|Glavine prepares for No. 300|
|Written by Admin|
|Friday, 27 July 2007 12:07|
``I anticipate a sigh of relief,'' Glavine said.
He will have earned that.
At 41, in his 20th major league season, Glavine is poised to become baseball's 23rd 300-game winner. Only he knows what has gone into reaching this point.
``Anything you try to accomplish, you understand the work that goes into it,'' he said. ``It's something I never thought I'd have the opportunity to do.''
Glavine's career started modestly with two wins after being called up by Atlanta in 1987 and a 7-17 record in his first full season the next year. It was not exactly head-turning stuff.
``I got my brains bashed in in my first game,'' Glavine said. ``I won my second start. The next year, I won seven. The first year and a half were tough. I learned how to handle not performing well. My approach for the rest of my career was formulated in that first 1 1/2 years.
``I had the luxury of being on bad teams and I knew I would pitch every five days. I could develop and get better down the road. You realize this is not an easy game as much as you want it to be and you won't be successful all the time. You learn to deal with bad times. There are bad times and lots of them. In the long run, it makes you a better player and a better person.''
Glavine never won fewer than 10 games again until he signed as free agent with the New York Mets in 2003. By then, he was at 242 wins and he could see the goal. He won just nine games in his first season with the Mets but that did not shake his belief that one day he'd reach 300.
``I don't think I felt that,'' he said. ``The concern is getting hurt. I'm 4,000 innings into this thing. You wonder how many innings are left.''
He knows the significance of the accomplishment.

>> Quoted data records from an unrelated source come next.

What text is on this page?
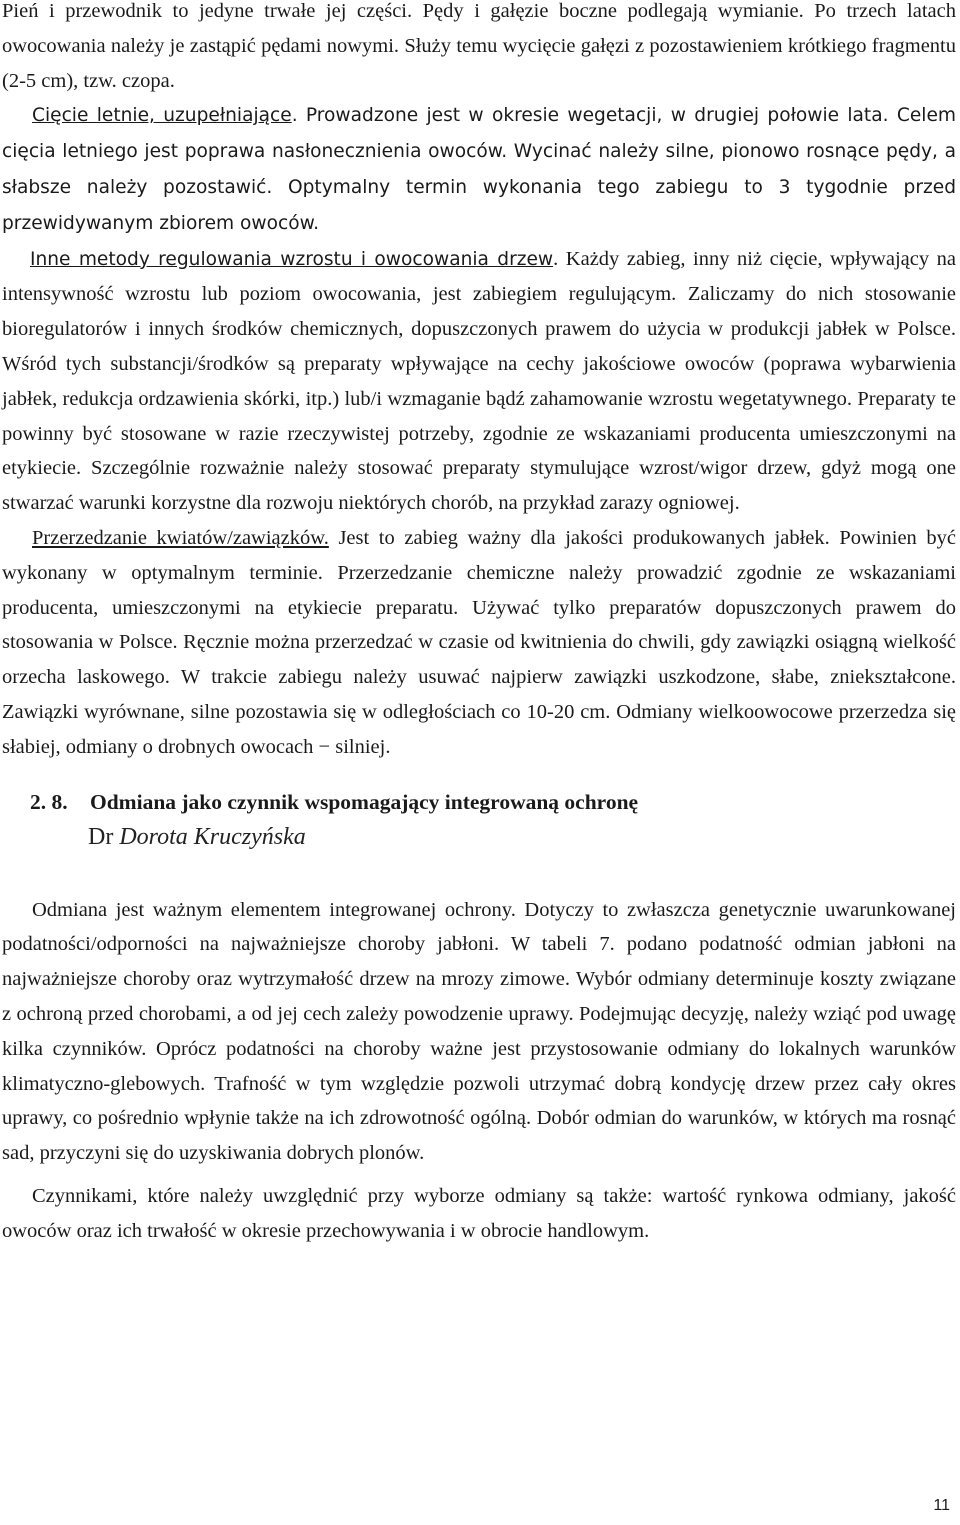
Pień i przewodnik to jedyne trwałe jej części. Pędy i gałęzie boczne podlegają wymianie. Po trzech latach owocowania należy je zastąpić pędami nowymi. Służy temu wycięcie gałęzi z pozostawieniem krótkiego fragmentu (2-5 cm), tzw. czopa.

Cięcie letnie, uzupełniające. Prowadzone jest w okresie wegetacji, w drugiej połowie lata. Celem cięcia letniego jest poprawa nasłonecznienia owoców. Wycinać należy silne, pionowo rosnące pędy, a słabsze należy pozostawić. Optymalny termin wykonania tego zabiegu to 3 tygodnie przed przewidywanym zbiorem owoców.
Inne metody regulowania wzrostu i owocowania drzew. Każdy zabieg, inny niż cięcie, wpływający na intensywność wzrostu lub poziom owocowania, jest zabiegiem regulującym. Zaliczamy do nich stosowanie bioregulatorów i innych środków chemicznych, dopuszczonych prawem do użycia w produkcji jabłek w Polsce. Wśród tych substancji/środków są preparaty wpływające na cechy jakościowe owoców (poprawa wybarwienia jabłek, redukcja ordzawienia skórki, itp.) lub/i wzmaganie bądź zahamowanie wzrostu wegetatywnego. Preparaty te powinny być stosowane w razie rzeczywistej potrzeby, zgodnie ze wskazaniami producenta umieszczonymi na etykiecie. Szczególnie rozważnie należy stosować preparaty stymulujące wzrost/wigor drzew, gdyż mogą one stwarzać warunki korzystne dla rozwoju niektórych chorób, na przykład zarazy ogniowej.

Przerzedzanie kwiatów/zawiązków. Jest to zabieg ważny dla jakości produkowanych jabłek. Powinien być wykonany w optymalnym terminie. Przerzedzanie chemiczne należy prowadzić zgodnie ze wskazaniami producenta, umieszczonymi na etykiecie preparatu. Używać tylko preparatów dopuszczonych prawem do stosowania w Polsce. Ręcznie można przerzedzać w czasie od kwitnienia do chwili, gdy zawiązki osiągną wielkość orzecha laskowego. W trakcie zabiegu należy usuwać najpierw zawiązki uszkodzone, słabe, zniekształcone. Zawiązki wyrównane, silne pozostawia się w odległościach co 10-20 cm. Odmiany wielkoowocowe przerzedza się słabiej, odmiany o drobnych owocach − silniej.

2. 8.	Odmiana jako czynnik wspomagający integrowaną ochronę
Dr Dorota Kruczyńska

Odmiana jest ważnym elementem integrowanej ochrony. Dotyczy to zwłaszcza genetycznie uwarunkowanej podatności/odporności na najważniejsze choroby jabłoni. W tabeli 7. podano podatność odmian jabłoni na najważniejsze choroby oraz wytrzymałość drzew na mrozy zimowe. Wybór odmiany determinuje koszty związane z ochroną przed chorobami, a od jej cech zależy powodzenie uprawy. Podejmując decyzję, należy wziąć pod uwagę kilka czynników. Oprócz podatności na choroby ważne jest przystosowanie odmiany do lokalnych warunków klimatyczno-glebowych. Trafność w tym względzie pozwoli utrzymać dobrą kondycję drzew przez cały okres uprawy, co pośrednio wpłynie także na ich zdrowotność ogólną. Dobór odmian do warunków, w których ma rosnąć sad, przyczyni się do uzyskiwania dobrych plonów.

Czynnikami, które należy uwzględnić przy wyborze odmiany są także: wartość rynkowa odmiany, jakość owoców oraz ich trwałość w okresie przechowywania i w obrocie handlowym.

11
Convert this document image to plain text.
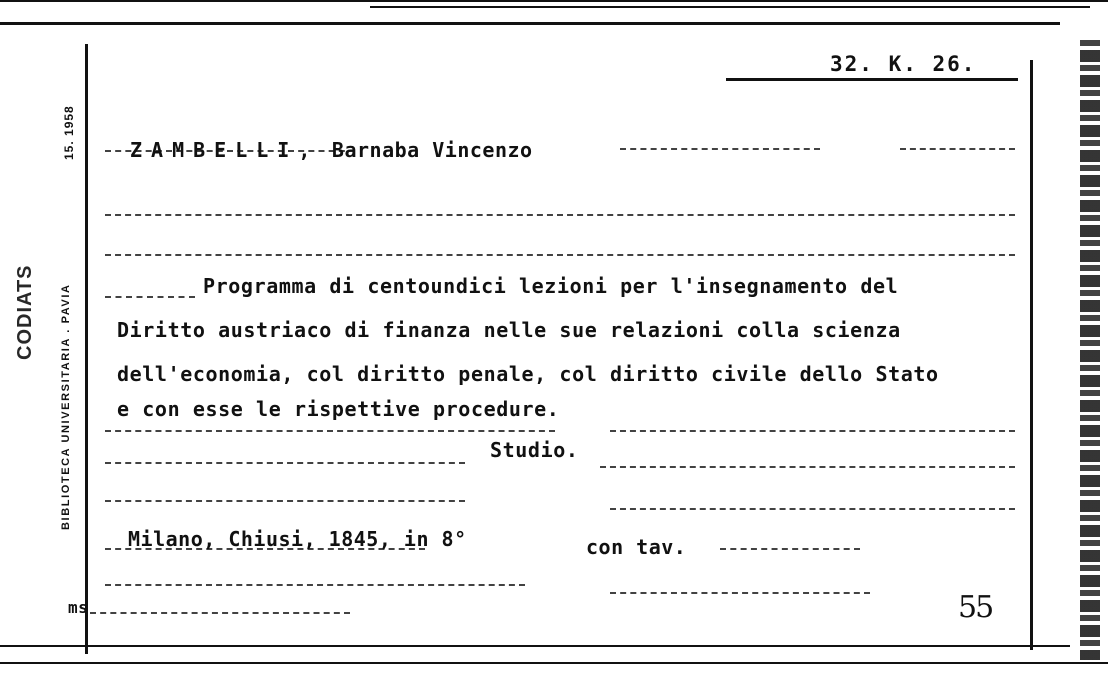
BIBLIOTECA UNIVERSITARIA . PAVIA
15. 1958
CODIATS
32. K. 26.
ZAMBELLI, Barnaba Vincenzo
Programma di centoundici lezioni per l'insegnamento del
Diritto austriaco di finanza nelle sue relazioni colla scienza
dell'economia, col diritto penale, col diritto civile dello Stato
e con esse le rispettive procedure.
Studio.
Milano, Chiusi, 1845, in 8°	con tav.
ms	55
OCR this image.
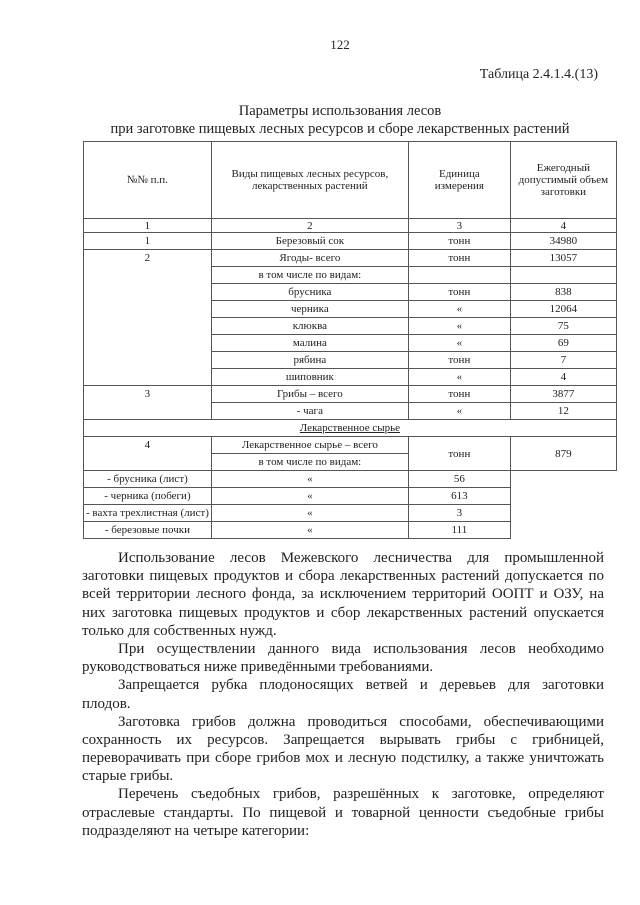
122
Таблица 2.4.1.4.(13)
Параметры использования лесов
при заготовке пищевых лесных ресурсов и сборе лекарственных растений
№№ п.п.	Виды пищевых лесных ресурсов, лекарственных растений	Единица измерения	Ежегодный допустимый объем заготовки
1	2	3	4
1	Березовый сок	тонн	34980
2	Ягоды- всего	тонн	13057
	в том числе по видам:		
	брусника	тонн	838
	черника	«	12064
	клюква	«	75
	малина	«	69
	рябина	тонн	7
	шиповник	«	4
3	Грибы – всего	тонн	3877
	- чага	«	12
Лекарственное сырье			
4	Лекарственное сырье – всего	тонн	879
	в том числе по видам:		
- брусника (лист)	«	56	
- черника (побеги)	«	613	
- вахта трехлистная (лист)	«	3	
- березовые почки	«	111	
Использование лесов Межевского лесничества для промышленной
заготовки пищевых продуктов и сбора лекарственных растений допускается по
всей территории лесного фонда, за исключением территорий ООПТ и ОЗУ, на
них заготовка пищевых продуктов и сбор лекарственных растений опускается
только для собственных нужд.
При осуществлении данного вида использования лесов необходимо
руководствоваться ниже приведёнными требованиями.
Запрещается рубка плодоносящих ветвей и деревьев для заготовки
плодов.
Заготовка грибов должна проводиться способами, обеспечивающими
сохранность их ресурсов. Запрещается вырывать грибы с грибницей,
переворачивать при сборе грибов мох и лесную подстилку, а также уничтожать
старые грибы.
Перечень съедобных грибов, разрешённых к заготовке, определяют
отраслевые стандарты. По пищевой и товарной ценности съедобные грибы
подразделяют на четыре категории:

``It's hard not to step back when you've been in this pursuit and the small list of pitchers who have accomplished it,'' he said. ``The names on that list are pretty special. To look at myself and to think I have an opportunity to join that company, it's very humbling, very exciting, very cool.''
Glavine came into the 2007 season with 290 wins and said he went about his business as usual for a while. ``At 290, you're still far enough off that you don't think about it,'' he said.
That changed after he won five games.
``At 295, the clock in my head started going,'' he said. ``You start anticipating. You look at that number and you try to get to that number. Now that I'm where I am, it's easier to do. I'm in the moment.''
Glavine's first chance comes next Tuesday in Milwaukee. He's also scheduled to start a week from Sunday in Chicago. In a perfect world, he said, he'd pitch a complete game shutout at home, but he's not picky about where and when No. 300 occurs.
The last pitcher to reach 300 was longtime Glavine teammate Greg Maddux. Will more follow?
``It's hard for me to think we won't (have other 300-game winners),'' he said. ``Nobody would have looked at me 20 years ago and thought we'd be here, having this discussion.''
Glavine said with the emphasis on offense and bullpens, achieving 300 will be more difficult in the future. ``The biggest factor will be staying healthy,'' he said.
Next on the list of pitchers with a shot is 300 is Arizona's Randy Johnson, who, at age 43, is at 264 and has battled back problems for the last several seasons.